Perfection is a Myth By Electa Graham
I am a mother of 2, a farmer, a wife, a writer, a caretaker to one big goofy dog, 3 cats and about 5 or 6 thousand worms (give or take they never fill out the census form). Those are just my main jobs. My husband is in the navy and when he is deployed I add father to that list. So how do I get everything done? Wow, I had you going for a second didn’t I? I don’t get everything done.
I’m happy when my house is clean enough that if someone drops by unannounced I don’t have to hide in my bathroom until they go away, because my house is too messy to let anyone in. I’m happy when my laundry is clean, being put away is just a bonus. I’m happy when I have time to pick all the veggies that are ready or I have time to keep the weeds down to a small meadow. I’m happy when I get more writing done in the morning then I expect to.
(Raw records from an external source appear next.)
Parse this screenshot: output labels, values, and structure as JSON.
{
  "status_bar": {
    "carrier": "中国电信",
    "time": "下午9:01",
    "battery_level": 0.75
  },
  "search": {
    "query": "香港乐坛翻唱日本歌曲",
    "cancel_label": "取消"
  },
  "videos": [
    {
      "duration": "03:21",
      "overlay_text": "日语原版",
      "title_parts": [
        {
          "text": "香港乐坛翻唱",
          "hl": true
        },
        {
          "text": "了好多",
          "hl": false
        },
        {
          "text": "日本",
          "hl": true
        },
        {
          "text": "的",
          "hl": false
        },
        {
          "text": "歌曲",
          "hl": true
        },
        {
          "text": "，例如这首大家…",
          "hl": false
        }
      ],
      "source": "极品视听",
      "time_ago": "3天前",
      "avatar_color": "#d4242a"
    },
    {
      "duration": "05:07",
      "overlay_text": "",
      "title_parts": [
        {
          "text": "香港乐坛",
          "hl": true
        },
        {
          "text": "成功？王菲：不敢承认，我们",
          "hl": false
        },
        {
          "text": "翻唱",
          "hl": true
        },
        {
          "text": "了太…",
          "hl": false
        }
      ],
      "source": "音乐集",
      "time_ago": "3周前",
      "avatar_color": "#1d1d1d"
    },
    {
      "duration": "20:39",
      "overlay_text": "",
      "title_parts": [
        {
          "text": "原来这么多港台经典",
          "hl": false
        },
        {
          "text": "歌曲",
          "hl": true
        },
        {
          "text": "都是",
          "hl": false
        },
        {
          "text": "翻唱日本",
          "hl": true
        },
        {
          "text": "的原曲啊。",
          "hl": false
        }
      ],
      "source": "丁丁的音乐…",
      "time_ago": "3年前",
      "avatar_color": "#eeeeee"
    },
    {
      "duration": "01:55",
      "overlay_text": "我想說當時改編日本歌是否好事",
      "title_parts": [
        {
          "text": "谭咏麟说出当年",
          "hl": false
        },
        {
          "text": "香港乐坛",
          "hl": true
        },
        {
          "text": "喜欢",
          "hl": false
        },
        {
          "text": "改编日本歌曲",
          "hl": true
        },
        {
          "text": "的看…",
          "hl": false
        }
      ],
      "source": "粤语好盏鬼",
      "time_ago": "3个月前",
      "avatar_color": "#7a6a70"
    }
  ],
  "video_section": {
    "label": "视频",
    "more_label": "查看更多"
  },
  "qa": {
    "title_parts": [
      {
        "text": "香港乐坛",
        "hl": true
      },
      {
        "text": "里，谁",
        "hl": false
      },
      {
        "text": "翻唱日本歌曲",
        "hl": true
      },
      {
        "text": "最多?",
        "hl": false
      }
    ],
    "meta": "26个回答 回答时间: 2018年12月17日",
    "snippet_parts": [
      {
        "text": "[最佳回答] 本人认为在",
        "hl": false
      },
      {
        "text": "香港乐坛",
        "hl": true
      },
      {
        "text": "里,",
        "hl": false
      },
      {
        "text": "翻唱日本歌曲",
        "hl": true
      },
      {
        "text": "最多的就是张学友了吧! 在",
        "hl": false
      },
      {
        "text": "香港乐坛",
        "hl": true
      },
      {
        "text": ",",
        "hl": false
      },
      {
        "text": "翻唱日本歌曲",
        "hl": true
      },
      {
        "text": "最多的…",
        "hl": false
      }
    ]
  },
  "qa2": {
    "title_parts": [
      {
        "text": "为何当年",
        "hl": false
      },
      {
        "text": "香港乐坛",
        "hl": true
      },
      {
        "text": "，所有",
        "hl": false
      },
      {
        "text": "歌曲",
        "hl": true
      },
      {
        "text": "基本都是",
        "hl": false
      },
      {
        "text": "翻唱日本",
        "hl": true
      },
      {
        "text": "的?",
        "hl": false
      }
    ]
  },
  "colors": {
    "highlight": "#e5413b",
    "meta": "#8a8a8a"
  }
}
There was a time when I tried to have everything perfect and get as much done as possible every day. It was too stressful and it felt like an exercise in daily failure. So instead of telling you how to get everything done on some mythical impossible list, I’m going to tell you how to get enough done that life doesn’t feel like you are drowning in a sea of to-dos.
First rule don’t feel guilty about asking for help. My kids (age 7 and 11) have chores and not token take the garbage out once a week kind of chore. My kids are in charge of the dishes (washing, drying, loading and unloading the dishwasher, setting and clearing the table). They put away their clothes, keep their rooms clean (well mostly) feed out pets and take out the compost bin. My husband does his fair share around here too.
Rule number two, do the critical stuff first. Everything that can wait…well can wait.
Rule number three, I write every morning from 8 until 1030. If I get in more writing time that is a bonus, but that is my time. Writing could always be put off, which is why I have a set time for doing it.
Rule number four, is the most important of them all, time must be set aside for you and for family. Husband time is when the kids go to bed. Kid time is just after supper. Me time is an hour everyday where I do what I want. Might sound indulgent, but if I had a 9 to 5 job I’d get breaks there.
So for all those type A’s out there who are cringing at my willy-nilly approach to my day, I say phffft. I may not be perfect, but I am perfectly happy (most days, after my coffee).